To 4 ml of the solvent mixture obtained by mixing 25 ml of dimethylaformamide, 25 ml of water, 32.5 grams of boric acid and 1 ml of perchloric acid, 5 mg of 7-chloro-6-dimethyl-4-epitetracycline is added . 7 mg of 5% palladium on carbon is added, and the mixture is reacted with hydrogen at a pressure of 2.1 kg/cm<2> for four hours. The mixture is filtered, and the insoluble matter is washed with water.

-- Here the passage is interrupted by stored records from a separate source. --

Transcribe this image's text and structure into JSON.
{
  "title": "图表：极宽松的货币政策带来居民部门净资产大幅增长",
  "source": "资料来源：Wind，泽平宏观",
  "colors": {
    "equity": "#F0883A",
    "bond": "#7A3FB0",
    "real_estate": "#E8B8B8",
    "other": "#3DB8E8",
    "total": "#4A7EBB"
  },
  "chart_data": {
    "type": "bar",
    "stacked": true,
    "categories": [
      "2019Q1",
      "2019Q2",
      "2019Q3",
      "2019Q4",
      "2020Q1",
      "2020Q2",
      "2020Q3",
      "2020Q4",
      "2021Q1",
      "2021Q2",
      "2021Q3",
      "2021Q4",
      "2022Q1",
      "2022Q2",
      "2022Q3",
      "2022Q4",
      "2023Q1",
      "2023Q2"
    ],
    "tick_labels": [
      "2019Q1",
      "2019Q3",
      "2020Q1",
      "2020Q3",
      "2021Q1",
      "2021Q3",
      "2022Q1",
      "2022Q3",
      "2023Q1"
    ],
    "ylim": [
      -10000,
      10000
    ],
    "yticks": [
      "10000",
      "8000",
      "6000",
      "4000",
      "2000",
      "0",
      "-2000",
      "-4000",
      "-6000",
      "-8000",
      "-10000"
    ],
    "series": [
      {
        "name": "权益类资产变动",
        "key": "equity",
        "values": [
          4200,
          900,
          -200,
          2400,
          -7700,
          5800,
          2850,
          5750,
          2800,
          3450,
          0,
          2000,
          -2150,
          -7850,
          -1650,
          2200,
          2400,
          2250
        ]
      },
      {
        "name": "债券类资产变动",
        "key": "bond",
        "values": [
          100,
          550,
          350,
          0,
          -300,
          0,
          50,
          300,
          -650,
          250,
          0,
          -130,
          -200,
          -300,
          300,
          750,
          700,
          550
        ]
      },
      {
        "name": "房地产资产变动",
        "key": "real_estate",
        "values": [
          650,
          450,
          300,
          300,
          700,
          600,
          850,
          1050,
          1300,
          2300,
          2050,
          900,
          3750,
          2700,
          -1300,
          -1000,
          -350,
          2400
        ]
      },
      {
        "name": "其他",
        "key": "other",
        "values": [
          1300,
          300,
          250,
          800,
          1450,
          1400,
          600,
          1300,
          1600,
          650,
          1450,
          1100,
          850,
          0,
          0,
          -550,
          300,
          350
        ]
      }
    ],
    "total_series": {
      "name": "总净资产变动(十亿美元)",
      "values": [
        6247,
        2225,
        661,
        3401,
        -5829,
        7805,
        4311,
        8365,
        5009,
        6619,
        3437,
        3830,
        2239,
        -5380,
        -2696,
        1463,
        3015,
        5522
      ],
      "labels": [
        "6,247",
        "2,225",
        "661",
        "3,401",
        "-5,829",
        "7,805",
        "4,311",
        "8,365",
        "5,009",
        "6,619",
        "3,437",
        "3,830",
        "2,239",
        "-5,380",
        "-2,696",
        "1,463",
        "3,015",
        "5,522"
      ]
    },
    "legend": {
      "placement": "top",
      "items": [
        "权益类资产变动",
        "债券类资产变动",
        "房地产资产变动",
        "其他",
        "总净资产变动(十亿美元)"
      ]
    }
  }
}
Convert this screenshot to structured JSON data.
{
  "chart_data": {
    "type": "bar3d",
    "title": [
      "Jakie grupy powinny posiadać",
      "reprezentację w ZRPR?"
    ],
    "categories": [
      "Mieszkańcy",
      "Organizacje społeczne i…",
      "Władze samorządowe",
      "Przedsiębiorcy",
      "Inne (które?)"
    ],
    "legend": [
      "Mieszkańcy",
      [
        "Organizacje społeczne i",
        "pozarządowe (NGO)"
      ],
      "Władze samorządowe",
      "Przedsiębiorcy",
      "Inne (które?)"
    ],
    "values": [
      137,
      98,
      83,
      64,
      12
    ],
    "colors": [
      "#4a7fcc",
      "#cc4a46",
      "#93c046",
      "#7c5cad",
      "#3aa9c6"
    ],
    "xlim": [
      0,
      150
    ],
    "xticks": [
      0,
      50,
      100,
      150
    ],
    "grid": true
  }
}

Paper chromatography and spectrophotometric analysis show the presence of 6-demethyl-6-deoxy-4-epitetracycline.

Claims (8)

1. Procedure for producing | 6-Demethyl-6-deoxy tetracycline with the general formula: or the 4-epimer of said 6-demethyl-deoxytetracycline and salts and complex derivatives thereof, characterized by a solution of a 6-demethyltetracycline with the formula: where Z is hydrogen, chlorine or bromine, or the 4-epimer of said demethyltetracycline in an inert, polar solvent is catalytically hydrogenated in the presence of a substance capable of forming a chelate ring with a peridioxygenated hydronaphthalene and optionally the formed 6 is transferred -demethyl-6-deoxytetracycline to acidic or basic salts by reaction with an acid or base or is transferred to a complex compound. 2. Method as stated in claim 1, characterized in that the catalyst is finely divided metallic palladium on bone charcoal. 3. Method as stated in one of claims 1 to 2, characterized in that the concentration of the catalyst is at least 5% by weight of the 6-demethyltetracycline. 4. Procedure as stated in one of claims 1 to 3, characterized in that the reduction is continued until approx. 1 mole of hydrogen has been absorbed for each mole of 6-demethyltetracycline or approx. 2 moles for each mole of 7-chloro-6-dimethyltetracycline or 7-bromo-6-dimethyltetracycline. 5. Method as stated in one of the claims 1 to 4, characterized in that the said substance which is capable of forming a chelating ring is boric acid or a boron trihalide. 6. Modification of the method according to claim 1 to produce the 4-epimer of 6-demethyl-6-deoxytetracycline with the formula I, characterized in that a concentrated solution of said 6-demethyl-6-deoxytetracycline is adjusted to a pH range of 3.0 to 5.0 and the solution is allowed to stand until the isomerism has reached equilibrium. 7. Method as stated in claim 6, characterized in that the pH range is 3.5 to 4.5 in a buffer-treated solvent system. 8. Process according to claim 1 for preparing complex compounds of 6-demethyl-6-deoxytetracycline with the formula I and of the 4-epimer of said 6-demethyl-6-deoxytetracycline, characterized in that a solution of said 6-demethyl -6-deoxytetracycline or its 4-epimer is reacted with salts of aluminium, magnesium and calcium with strong acids.